Nieuwe bewijsmiddelen en gronden

6 augustus 2024

Op 17 juli 2024 heeft de Afdeling bestuursrechtspraak van de Raad van State (de “Afdeling”) een interessante overzichtsuitspraak gedaan over het inbrengen van nieuwe bewijsmiddelen en nieuwe gronden.

Wat oordeelde de Afdeling?
De hoofdregel is dat partijen gedurende een procedure nieuwe bewijsmiddelen mogen indienen. Voor het inbrengen van nieuwe bewijsmiddelen hanteert de Afdeling twee oriëntatiepunten om te beoordelen of de goede procesorde is geschonden bij het (later) indienen van bewijsmiddelen gedurende een procedure:

1) Resteert voor de overige partij(en) te weinig tijd om zich er inhoudelijk over uit te laten?
2) Moet de zaak worden aangehouden met als gevolg een onwenselijke of onaanvaardbare vertraging van de procedure in het licht van de belangen van de overige partij(en) en een goede rechtspleging?
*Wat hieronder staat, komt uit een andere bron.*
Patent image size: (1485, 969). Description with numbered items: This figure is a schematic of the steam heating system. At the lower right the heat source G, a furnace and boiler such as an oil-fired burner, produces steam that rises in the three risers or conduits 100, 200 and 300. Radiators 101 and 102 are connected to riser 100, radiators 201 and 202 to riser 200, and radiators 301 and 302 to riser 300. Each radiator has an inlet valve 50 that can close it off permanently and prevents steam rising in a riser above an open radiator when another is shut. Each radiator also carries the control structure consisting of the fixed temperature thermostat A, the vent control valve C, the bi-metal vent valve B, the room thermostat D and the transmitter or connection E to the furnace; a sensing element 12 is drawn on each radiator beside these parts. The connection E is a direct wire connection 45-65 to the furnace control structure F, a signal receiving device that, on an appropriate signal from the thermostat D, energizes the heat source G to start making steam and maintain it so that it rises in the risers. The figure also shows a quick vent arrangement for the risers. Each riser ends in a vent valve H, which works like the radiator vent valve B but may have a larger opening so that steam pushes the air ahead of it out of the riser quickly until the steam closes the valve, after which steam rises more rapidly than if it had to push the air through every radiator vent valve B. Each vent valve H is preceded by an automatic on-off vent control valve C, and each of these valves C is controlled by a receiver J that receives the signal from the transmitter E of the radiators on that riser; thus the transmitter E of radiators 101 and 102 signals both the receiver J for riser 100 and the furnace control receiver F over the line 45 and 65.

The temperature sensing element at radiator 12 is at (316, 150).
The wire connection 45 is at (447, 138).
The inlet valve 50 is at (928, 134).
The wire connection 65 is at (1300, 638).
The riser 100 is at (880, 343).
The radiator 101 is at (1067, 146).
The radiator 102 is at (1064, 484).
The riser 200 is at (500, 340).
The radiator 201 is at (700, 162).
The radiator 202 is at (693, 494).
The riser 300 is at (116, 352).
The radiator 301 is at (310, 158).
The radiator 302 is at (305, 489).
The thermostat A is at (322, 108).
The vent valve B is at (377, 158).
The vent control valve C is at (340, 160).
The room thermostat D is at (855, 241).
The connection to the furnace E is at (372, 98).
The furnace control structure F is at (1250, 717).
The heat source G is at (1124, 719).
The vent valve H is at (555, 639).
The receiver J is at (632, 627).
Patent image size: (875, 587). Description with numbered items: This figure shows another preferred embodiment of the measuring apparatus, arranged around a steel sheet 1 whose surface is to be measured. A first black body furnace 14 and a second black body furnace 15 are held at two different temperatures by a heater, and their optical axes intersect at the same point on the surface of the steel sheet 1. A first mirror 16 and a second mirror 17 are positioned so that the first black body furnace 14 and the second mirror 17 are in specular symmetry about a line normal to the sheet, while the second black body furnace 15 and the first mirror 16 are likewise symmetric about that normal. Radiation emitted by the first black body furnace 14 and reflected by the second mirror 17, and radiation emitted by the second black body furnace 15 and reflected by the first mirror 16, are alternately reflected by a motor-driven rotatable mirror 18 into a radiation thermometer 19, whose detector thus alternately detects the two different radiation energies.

Bij de beantwoording van die vragen voor het inbrengen van nieuwe bewijsmiddelen is onder meer relevant of het bewijsmiddel eerder had kunnen worden ingediend. Ook de omvang van een bewijsmiddel, de complexiteit ervan en de deskundigheid die vereist is om daar adequaat op te kunnen reageren kunnen een rol spelen bij de beoordeling of het indienen van een nieuw bewijsmiddel in strijd met de goede procesorde moet worden geacht.

Voor wat betreft het indienen van nieuwe beroepsgronden in (hoger) beroep staat centraal de vraag of de Afdeling de zogeheten “grondentrechter” hanteert. De grondentrechter houdt in dat nieuwe gronden in een volgende fase van de procedure niet kunnen worden aangevoerd.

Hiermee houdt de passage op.